Word of this comes from the keyboard of Apple soothsayer Ming-Chi Kuo, who wrote on Medium his prediction that Apple will “unveil a redesigned HomePod featuring a 7in panel” in the first half of 2024. The screens will apparently be made by the Chinese firm Tinama, which may be in line to make iPad screens “if the shipment goes well”, Kuo writes.

What would a HomePod with a screen offer that your regular old screenless HomePod doesn’t? It’s a good question as aside from the introduction of video (cooking clips are handy for smart screens living in the kitchen), nobody has really answered the question convincingly. Do I really need a little rainy icon when asking about the weather when the virtual assistant is already telling me it’s going to rain?

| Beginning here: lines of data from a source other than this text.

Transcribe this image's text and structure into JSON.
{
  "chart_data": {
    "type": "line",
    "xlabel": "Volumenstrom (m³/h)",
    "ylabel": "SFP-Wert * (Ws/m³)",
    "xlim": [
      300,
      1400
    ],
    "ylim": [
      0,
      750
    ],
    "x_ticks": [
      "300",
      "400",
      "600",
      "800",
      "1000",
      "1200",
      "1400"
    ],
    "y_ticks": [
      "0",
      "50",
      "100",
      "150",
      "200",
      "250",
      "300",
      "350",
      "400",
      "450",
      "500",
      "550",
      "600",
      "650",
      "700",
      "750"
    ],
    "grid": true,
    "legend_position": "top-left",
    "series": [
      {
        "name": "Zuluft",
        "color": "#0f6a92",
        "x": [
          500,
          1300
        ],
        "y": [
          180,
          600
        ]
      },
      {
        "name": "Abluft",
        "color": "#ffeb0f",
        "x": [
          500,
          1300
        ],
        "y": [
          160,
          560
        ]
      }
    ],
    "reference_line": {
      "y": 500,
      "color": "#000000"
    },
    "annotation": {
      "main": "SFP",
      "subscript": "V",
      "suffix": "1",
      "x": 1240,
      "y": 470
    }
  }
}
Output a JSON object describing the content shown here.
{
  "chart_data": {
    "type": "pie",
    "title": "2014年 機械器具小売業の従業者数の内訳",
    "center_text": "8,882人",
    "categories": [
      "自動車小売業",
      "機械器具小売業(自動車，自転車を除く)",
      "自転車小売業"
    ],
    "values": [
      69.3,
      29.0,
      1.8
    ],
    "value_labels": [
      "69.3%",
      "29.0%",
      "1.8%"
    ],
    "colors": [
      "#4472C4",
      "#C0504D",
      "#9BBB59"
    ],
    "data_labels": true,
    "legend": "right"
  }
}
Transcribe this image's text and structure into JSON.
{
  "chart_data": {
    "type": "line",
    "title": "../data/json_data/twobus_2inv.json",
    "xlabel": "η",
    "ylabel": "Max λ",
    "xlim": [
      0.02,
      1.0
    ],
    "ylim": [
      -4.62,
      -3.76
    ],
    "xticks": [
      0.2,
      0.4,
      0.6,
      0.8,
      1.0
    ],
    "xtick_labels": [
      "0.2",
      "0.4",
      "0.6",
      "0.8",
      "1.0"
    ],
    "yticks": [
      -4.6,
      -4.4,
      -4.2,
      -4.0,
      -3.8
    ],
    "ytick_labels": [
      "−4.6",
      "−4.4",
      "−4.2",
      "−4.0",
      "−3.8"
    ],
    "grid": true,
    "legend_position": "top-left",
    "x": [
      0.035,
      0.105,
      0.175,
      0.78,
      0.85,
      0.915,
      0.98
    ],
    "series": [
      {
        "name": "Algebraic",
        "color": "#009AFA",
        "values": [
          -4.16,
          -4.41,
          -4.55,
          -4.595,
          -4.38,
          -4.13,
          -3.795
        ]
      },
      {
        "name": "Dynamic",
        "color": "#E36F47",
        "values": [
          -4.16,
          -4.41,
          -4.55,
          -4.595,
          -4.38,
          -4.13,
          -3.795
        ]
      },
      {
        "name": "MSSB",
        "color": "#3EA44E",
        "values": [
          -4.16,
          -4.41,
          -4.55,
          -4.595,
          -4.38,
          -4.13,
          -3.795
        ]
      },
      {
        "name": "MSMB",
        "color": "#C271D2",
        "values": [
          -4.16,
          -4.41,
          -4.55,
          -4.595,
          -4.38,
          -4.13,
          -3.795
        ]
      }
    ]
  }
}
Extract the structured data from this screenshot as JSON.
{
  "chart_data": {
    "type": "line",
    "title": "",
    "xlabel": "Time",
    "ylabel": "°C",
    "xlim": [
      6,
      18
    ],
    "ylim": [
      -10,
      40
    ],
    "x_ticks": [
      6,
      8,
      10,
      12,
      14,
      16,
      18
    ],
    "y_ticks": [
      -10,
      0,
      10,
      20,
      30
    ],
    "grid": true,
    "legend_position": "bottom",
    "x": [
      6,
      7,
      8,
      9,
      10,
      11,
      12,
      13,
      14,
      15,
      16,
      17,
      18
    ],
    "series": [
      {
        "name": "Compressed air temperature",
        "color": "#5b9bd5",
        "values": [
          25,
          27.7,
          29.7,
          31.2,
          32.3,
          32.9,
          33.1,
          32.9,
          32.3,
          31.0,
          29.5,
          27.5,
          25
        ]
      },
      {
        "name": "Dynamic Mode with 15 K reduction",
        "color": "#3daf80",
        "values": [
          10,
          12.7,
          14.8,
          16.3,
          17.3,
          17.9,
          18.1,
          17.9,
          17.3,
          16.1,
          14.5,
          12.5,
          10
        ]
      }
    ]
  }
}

Not really.

Kuo says that the arrival of a screen could “enable tighter integration with Apple’s other hardware products” which is a bit vague. I suppose a smart screen could run tvOS and essentially be a smaller Apple TV unit, but that feels like overkill as most people don’t want to settle down in front of the latest blockbuster on a 7in screen. Alternatively, it could run iPadOS, but you’d still be better off with something more portable for most iPad apps, you’d imagine.

Perhaps, then, this will be something altogether different: software designed for smart screens with Apple’s usual invitation to app developers to code for it. That could lead to some genuinely transformational functionality, if Apple can provide the install base to justify the coding time.

If Kuo is right, we’ll hopefully find out next year. In the meantime, HomePods without screens are still available. Indeed, Apple refreshed the NZ$529 full-sized model this year if the dinky NZ$179 mini doesn’t provide the sound quality you need.